Prediction models for Mtb infection among adolescent and adult household contacts in high tuberculosis incidence settings.

作者信息

Marambire Edson Tawanda, Calderwood Claire J, Larsson Leyla, Held Kathrin, Khan Palwasha, Banze Denise, Nhamuave Celina, Minja Lillian T, Mfinanga Alfred, Gupta Rishi K, Khosa Celso, Mutsvangwa Junior, Heinrich Norbert, Kranzer Katharina

机构信息

The Health Research Unit Zimbabwe, Biomedical Research and Training Institute, Harare, Zimbabwe.
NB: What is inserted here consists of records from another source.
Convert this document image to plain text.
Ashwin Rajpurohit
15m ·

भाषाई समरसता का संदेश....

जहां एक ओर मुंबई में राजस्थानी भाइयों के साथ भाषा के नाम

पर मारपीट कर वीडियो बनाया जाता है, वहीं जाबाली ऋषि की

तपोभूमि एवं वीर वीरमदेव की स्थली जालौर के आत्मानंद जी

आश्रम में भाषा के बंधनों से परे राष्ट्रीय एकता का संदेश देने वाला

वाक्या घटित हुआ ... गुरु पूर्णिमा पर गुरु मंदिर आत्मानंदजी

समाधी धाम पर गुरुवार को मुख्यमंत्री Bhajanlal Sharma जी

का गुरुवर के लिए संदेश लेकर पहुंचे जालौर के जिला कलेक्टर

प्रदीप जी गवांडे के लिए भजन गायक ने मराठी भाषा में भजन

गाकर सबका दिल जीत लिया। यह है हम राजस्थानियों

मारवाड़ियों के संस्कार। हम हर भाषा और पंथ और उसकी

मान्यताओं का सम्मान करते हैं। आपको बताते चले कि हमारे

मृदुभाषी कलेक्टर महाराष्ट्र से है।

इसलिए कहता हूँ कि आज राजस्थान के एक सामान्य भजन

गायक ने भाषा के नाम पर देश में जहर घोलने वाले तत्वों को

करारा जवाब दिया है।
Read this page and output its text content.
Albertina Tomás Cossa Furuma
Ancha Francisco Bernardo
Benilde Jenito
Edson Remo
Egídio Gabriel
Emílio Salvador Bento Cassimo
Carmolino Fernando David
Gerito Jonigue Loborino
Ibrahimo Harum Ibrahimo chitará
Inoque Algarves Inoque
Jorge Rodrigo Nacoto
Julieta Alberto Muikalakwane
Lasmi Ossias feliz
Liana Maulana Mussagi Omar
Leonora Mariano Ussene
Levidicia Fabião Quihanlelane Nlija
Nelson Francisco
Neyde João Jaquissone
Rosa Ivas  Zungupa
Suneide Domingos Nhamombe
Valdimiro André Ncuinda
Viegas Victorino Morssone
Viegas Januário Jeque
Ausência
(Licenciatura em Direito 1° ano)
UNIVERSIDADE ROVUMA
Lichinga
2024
CIHLMU Center for International Health, University Hospital, LMU Munich, Germany.

出版信息

PLOS Glob Public Health. 2025 Mar 31;5(3):e0004340. doi: 10.1371/journal.pgph.0004340. eCollection 2025.

Abstract

Tuberculosis household contacts are at high risk of developing tuberculosis. Tuberculosis preventive therapy (TPT) is highly effective, but implementation is hindered by limited accessibility of diagnostic tests aimed at detecting Mycobacterium tuberculosis (Mtb) infection. Development of Mtb infection prediction models to guide clinical decision-making aims to overcome these challenges. We used data from 1905 tuberculosis household contacts (age ≥10 years) from Zimbabwe, Mozambique and Tanzania to develop two prediction models for Mtb infection determined by interferon-gamma release assay (IGRA) using logistic regression with backward elimination and cross-validation and converted these into a risk score. Model performance was assessed using area under the receiver operating characteristic curve (AUROC), sensitivity, and specificity. We developed a basic model with six predictors (age, caregiver role, index case symptom duration, index HIV status, household crowding, and index GeneXpert MTB/Rif results) and a comprehensive model with eleven predictors. The basic and comprehensive risk scores showed limited predictive capability (AUROC 0.592, sensitivity 76%, specificity 35% and AUROC 0.586, sensitivity 76%, specificity 36% respectively), with considerable overlap across IGRA-positive and -negative individuals. Neither model conferred net benefit over a treat-all strategy. Overall, our results suggest that the prediction models developed in this study do not add value for guiding TPT use in high-tuberculosis burden settings. This likely reflects complex Mtb transmission dynamics at the household- and community-level, variation in individual-level susceptibility and immune response, as well as limited accuracy of IGRA testing. Improved diagnostics to determine Mtb infection status in terms of ease-of-use, accuracy, and costs are needed.

摘要

结核病家庭接触者患结核病的风险很高。结核病预防性治疗(TPT)非常有效,但针对检测结核分枝杆菌(Mtb)感染的诊断测试可及性有限,阻碍了其实施。开发Mtb感染预测模型以指导临床决策旨在克服这些挑战。我们使用了来自津巴布韦、莫桑比克和坦桑尼亚的1905名结核病家庭接触者(年龄≥10岁)的数据,通过采用向后消除和交叉验证的逻辑回归方法,开发了两个用于通过干扰素-γ释放试验(IGRA)确定Mtb感染的预测模型,并将其转换为风险评分。使用受试者工作特征曲线下面积(AUROC)、敏感性和特异性评估模型性能。我们开发了一个包含六个预测因素(年龄、照顾者角色、索引病例症状持续时间、索引HIV状态、家庭拥挤程度以及索引GeneXpert MTB/Rif结果)的基本模型和一个包含十一个预测因素的综合模型。基本风险评分和综合风险评分显示出有限的预测能力(AUROC分别为0.592、敏感性为76%、特异性为35%以及AUROC为0.586、敏感性为76%、特异性为36%),IGRA阳性和阴性个体之间存在相当大的重叠。两个模型都没有比全面治疗策略带来净益处。总体而言,我们的结果表明,本研究中开发的预测模型在高结核病负担环境中指导TPT使用方面没有增加价值。这可能反映了家庭和社区层面复杂的Mtb传播动态、个体层面易感性和免疫反应的差异,以及IGRA检测的有限准确性。需要改进诊断方法,以在易用性、准确性和成本方面确定Mtb感染状态。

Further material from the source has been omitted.